I'd like a little more detail on some of this:

1) What is 'disburbed ground'?

2) Regarding gold hunting in parks being hampered by the wide range of pulltab VDI's, how is that different than other detectors?

Your usual detailed (and time consuming) photos of finds.  At least one of the Buffalo Nickels has me intrigued.  It looks to be in decent shape, and I would think has readable date and mintmark (if the latter isn't Philly, of course).  Can you share with us what date+mm those two have, if any?

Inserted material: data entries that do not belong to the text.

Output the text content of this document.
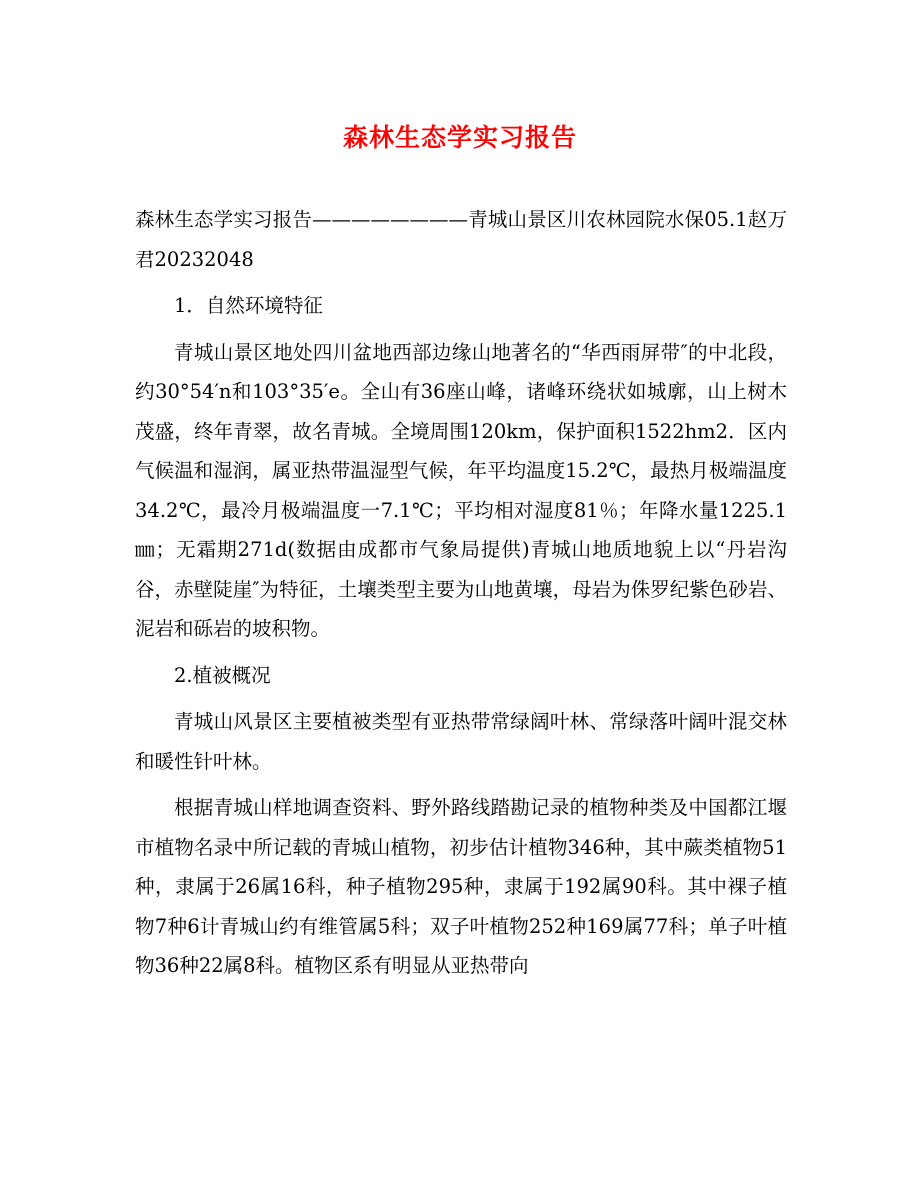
森林生态学实习报告

森林生态学实习报告————————青城山景区川农林园院水保05.1赵万君20232048

1．自然环境特征

青城山景区地处四川盆地西部边缘山地著名的“华西雨屏带″的中北段，约30°54′n和103°35′e。全山有36座山峰，诸峰环绕状如城廓，山上树木茂盛，终年青翠，故名青城。全境周围120km，保护面积1522hm2．区内气候温和湿润，属亚热带温湿型气候，年平均温度15.2℃，最热月极端温度34.2℃，最冷月极端温度一7.1℃；平均相对湿度81％；年降水量1225.1㎜；无霜期271d(数据由成都市气象局提供)青城山地质地貌上以“丹岩沟谷，赤壁陡崖″为特征，土壤类型主要为山地黄壤，母岩为侏罗纪紫色砂岩、泥岩和砾岩的坡积物。

2.植被概况

青城山风景区主要植被类型有亚热带常绿阔叶林、常绿落叶阔叶混交林和暖性针叶林。

根据青城山样地调查资料、野外路线踏勘记录的植物种类及中国都江堰市植物名录中所记载的青城山植物，初步估计植物346种，其中蕨类植物51种，隶属于26属16科，种子植物295种，隶属于192属90科。其中裸子植物7种6计青城山约有维管属5科；双子叶植物252种169属77科；单子叶植物36种22属8科。植物区系有明显从亚热带向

First this is how I see the machine for me - not necessarily how anyone else may view it. The disturbed ground I was referring to was the bulldozed beach and possibly plowed fields (although that has yet to be determined). I remember my Equinox not doing well in the plowed fields and I suspect the Manticore is not that different technology wise form the Equinox. We'll see.

As far as parks and pull tabs are concerned, some machines do a better job of assigning gold targets and pull tabs. An example is the CTX 3030. No pull tabs read 6 or 9, but a lot of small gold rings and thin women's rings read just those 2 numbers. That was nice when you were doing a stripped beach at low tide and got a solid 6 or 9 reading. That alone proves it can be narrowed down better. Pull tabs read anywhere from the 20's through the 40's and I think even into the 50's on the Manticore. Also the smallest targets can read 12 or 15 or more.

It seems we are going backwards in target ID. Foil used to read in the single digits and rarely went into the teens. Now it seems to read much higher and would be harder to discriminate or you may lose a good target. Tiny aluminum rivets like the ones on a pull tab, can have a fairly high target ID.  Not knocking the machine, it is a good machine but I feel there are drawbacks to the way they determine target values.